Technical information
- Licensing authority: FCC
- Facility ID: 197436
- Class: L1
- ERP: 29 watts
- HAAT: 55 meters (180 ft)
- Transmitter coordinates: 39°47′28.66″N 77°40′30.03″W﻿ / ﻿39.7912944°N 77.6750083°W

Links
- Public license information: LMS
- Webcast: Listen live
- Website: www.wrgg.org

= WRGG-LP =

WRGG-LP is a full-service and oldies broadcast radio station licensed to Greencastle, Pennsylvania, serving Greencastle, Antrim Township, and southern Franklin County in Pennsylvania. WRGG-LP is owned and operated by WRGG Good Companion Radio.

==History==
The Greencastle-Antrim Education Foundation filed its application for a construction permit with the Federal Communications Commission (FCC), to begin the process of building WRGG-LP, on February 19, 2014. A significant grant from The Shockey Family Foundation allowed the station to quickly begin construction. A "license to cover" was granted by the FCC on June 7, 2016, allowing WRGG-LP to begin broadcasting. The station broadcast for the first time on June 14, 2016. Greencastle Mayor Robert E. Eberly was featured on the station's first day of programming, "congratulat[ing] the radio committee and others involved in the station's startup".

Many aspects of WRGG-LP come from former Greencastle station WKSL, now WQCM. The original idea for a community radio station came from the former town radio station WKSL. WKSL carried a "good companion" format, which featured Country Music and Christian radio shows. The transmitting antenna for WRGG-LP was placed on the former broadcast tower of WKSL. Ben Thomas, Sr., the father of WRGG-LP committee member and co-founder Ben Thomas, Jr., founded WKSL in 1969. Fellow committee members and co-founders Wade Burkholder, who was one of the original staff members of WKSL, and Dr. C. Gregory Hoover, retired Superintendent of Schools for the Greencastle-Antrim School District, trace their radio roots to WKSL.

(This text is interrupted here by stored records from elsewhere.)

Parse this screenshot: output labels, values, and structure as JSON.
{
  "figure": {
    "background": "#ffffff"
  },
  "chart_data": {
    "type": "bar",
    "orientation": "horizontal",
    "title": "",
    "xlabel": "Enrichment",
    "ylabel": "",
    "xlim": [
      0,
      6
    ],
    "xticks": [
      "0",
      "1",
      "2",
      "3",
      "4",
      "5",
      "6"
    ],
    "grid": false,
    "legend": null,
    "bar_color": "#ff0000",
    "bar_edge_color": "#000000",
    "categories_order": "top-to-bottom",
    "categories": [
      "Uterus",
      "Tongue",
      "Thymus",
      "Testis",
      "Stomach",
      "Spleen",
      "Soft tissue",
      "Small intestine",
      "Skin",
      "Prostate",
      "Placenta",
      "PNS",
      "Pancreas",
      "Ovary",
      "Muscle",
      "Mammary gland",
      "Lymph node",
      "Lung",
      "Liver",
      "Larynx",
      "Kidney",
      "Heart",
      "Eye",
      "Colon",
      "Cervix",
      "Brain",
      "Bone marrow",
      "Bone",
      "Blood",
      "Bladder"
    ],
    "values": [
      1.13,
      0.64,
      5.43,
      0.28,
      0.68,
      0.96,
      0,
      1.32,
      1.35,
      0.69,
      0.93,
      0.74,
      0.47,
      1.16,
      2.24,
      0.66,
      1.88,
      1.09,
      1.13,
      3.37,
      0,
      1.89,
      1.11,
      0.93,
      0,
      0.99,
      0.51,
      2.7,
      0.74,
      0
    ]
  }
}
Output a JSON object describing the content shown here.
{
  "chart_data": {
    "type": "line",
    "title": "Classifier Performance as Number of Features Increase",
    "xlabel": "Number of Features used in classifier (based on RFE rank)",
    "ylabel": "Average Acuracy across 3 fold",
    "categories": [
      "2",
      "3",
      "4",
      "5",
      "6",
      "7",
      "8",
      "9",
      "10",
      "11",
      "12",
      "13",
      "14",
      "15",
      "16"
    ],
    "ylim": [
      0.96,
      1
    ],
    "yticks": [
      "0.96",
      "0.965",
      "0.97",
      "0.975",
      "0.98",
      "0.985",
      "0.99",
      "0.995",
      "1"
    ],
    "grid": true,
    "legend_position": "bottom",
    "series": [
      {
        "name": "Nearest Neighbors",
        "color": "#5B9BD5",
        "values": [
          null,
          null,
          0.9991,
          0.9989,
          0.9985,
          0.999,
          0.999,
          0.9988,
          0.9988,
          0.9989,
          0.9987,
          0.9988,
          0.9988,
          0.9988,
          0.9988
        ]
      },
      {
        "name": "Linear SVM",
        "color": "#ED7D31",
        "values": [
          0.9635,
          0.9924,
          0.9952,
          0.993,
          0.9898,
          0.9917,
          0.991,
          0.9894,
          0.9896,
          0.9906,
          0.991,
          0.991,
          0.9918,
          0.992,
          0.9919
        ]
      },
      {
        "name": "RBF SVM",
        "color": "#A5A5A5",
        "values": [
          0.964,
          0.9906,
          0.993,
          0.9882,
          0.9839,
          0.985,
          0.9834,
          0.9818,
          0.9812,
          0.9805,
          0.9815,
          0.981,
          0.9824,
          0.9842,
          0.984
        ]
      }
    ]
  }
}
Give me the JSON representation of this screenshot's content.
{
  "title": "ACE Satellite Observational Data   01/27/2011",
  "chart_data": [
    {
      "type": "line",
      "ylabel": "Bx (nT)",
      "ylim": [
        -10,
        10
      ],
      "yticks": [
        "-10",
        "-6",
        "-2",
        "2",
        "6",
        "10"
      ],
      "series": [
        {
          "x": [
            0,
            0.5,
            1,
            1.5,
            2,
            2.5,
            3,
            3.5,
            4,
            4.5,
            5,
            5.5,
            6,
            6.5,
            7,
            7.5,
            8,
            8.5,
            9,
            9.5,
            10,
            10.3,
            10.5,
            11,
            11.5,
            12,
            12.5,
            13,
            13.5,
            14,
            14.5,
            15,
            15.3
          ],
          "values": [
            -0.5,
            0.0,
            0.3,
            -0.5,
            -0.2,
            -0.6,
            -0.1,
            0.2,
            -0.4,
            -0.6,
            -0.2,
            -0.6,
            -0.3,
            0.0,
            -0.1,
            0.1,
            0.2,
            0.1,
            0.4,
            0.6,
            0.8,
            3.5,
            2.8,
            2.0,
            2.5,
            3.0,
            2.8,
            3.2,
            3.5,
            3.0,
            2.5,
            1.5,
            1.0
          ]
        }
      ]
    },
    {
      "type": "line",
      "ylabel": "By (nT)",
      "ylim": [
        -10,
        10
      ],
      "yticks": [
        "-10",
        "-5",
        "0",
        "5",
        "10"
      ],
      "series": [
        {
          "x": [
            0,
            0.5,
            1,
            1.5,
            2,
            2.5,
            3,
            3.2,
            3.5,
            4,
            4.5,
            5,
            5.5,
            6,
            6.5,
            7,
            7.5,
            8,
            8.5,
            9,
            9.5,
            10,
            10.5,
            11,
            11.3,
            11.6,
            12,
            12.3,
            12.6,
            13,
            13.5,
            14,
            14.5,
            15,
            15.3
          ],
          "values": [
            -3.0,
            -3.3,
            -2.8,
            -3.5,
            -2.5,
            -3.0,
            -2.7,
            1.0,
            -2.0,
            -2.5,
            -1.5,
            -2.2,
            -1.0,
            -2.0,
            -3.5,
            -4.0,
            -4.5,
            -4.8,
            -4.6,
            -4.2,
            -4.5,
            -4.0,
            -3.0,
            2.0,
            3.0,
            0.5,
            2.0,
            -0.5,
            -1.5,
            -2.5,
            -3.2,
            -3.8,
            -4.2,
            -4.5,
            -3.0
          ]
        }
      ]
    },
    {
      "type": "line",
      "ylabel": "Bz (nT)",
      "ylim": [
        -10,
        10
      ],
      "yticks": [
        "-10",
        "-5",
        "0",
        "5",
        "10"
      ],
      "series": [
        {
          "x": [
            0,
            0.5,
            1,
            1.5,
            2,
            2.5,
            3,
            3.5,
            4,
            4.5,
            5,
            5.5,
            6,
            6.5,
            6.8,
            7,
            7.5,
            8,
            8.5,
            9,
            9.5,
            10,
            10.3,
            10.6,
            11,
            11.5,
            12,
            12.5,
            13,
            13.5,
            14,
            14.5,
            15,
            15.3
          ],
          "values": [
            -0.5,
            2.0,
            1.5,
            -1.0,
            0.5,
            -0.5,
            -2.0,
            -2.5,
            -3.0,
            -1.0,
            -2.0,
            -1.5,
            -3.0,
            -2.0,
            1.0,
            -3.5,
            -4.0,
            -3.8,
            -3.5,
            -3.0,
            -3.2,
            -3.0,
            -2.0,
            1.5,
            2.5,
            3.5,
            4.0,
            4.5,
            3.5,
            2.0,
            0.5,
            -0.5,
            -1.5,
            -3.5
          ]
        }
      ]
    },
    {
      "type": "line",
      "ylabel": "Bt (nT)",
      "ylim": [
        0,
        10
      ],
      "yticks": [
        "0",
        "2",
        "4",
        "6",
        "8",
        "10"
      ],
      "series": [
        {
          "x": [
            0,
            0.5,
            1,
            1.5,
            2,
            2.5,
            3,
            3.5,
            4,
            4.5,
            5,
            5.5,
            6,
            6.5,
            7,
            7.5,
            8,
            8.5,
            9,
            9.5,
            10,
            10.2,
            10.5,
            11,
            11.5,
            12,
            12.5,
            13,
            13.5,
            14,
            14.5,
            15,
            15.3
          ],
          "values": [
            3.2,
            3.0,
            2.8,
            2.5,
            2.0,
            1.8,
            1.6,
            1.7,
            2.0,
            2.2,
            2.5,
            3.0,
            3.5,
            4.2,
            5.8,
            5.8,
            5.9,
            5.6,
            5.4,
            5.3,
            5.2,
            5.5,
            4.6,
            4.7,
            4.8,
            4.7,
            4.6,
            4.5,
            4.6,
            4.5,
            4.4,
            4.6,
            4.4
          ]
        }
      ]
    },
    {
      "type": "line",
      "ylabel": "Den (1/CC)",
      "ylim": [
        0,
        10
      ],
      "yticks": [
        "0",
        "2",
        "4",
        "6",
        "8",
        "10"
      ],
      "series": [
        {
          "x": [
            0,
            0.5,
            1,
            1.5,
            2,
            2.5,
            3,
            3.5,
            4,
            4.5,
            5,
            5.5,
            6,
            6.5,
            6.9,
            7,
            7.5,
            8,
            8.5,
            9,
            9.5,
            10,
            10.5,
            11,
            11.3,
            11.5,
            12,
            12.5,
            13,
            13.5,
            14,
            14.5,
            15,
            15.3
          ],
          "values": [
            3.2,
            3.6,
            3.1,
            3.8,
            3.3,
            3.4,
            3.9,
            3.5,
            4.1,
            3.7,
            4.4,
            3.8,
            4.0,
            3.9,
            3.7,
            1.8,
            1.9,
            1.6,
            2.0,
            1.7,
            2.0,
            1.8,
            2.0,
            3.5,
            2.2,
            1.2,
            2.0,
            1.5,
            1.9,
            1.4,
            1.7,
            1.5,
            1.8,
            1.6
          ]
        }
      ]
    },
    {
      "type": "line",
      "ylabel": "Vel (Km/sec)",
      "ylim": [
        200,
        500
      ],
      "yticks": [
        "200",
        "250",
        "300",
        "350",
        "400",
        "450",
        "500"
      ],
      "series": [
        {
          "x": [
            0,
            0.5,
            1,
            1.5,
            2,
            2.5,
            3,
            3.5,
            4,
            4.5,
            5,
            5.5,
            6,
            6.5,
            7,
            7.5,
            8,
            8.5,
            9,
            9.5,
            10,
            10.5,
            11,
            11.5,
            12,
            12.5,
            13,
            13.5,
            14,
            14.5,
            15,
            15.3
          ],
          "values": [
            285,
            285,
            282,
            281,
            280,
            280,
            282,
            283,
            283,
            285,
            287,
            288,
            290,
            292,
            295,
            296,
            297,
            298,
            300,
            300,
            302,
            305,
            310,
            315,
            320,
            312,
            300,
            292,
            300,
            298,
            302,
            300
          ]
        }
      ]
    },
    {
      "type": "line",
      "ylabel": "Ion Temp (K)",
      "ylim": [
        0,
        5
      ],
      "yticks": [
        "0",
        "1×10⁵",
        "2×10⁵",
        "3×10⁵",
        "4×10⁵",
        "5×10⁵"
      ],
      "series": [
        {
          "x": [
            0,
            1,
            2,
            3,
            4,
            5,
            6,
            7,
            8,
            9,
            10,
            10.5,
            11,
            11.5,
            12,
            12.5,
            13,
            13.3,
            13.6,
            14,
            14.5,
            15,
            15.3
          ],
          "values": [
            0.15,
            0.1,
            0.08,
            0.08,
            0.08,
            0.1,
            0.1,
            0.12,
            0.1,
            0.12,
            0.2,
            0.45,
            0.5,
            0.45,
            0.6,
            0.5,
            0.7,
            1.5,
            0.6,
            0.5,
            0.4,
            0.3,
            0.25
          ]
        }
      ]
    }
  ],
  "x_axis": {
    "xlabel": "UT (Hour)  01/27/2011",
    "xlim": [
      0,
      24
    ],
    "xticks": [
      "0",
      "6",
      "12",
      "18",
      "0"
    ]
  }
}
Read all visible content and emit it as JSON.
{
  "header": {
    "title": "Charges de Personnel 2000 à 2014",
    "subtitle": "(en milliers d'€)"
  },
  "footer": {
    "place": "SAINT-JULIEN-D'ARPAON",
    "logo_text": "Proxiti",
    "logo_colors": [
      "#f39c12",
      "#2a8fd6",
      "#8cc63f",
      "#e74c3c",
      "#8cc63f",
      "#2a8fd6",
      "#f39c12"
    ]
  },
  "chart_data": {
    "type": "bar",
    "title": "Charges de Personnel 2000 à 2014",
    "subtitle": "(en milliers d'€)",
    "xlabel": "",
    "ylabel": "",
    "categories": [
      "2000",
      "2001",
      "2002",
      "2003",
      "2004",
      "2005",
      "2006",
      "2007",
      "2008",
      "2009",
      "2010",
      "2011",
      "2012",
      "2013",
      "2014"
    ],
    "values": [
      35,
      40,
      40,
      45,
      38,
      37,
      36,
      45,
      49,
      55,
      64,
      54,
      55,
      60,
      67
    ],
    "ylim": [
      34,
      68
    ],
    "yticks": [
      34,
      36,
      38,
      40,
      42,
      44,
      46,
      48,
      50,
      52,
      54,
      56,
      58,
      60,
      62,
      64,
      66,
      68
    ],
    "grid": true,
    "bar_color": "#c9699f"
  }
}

WRGG-LP's license has since been transferred to WRGG Good Companion Radio.

==Programming==
The station features "hyperlocal" news, sports, community events and information from a team of volunteers. Along with the emphasis on news, sports and information, an Oldies format, with music from the 1950s, 60s and 70's is featured. The station also features "speciality shows" after 6:00 pm which includes locally produced programs featuring a wide variety of music and talk shows.

==Location==
The studios of WRGG-LP, located at 113 South Carlisle Street in Greencastle, were donated to the Greencastle-Antrim Education Foundation by committee member and co-founder Wade Burkholder and his wife Linda.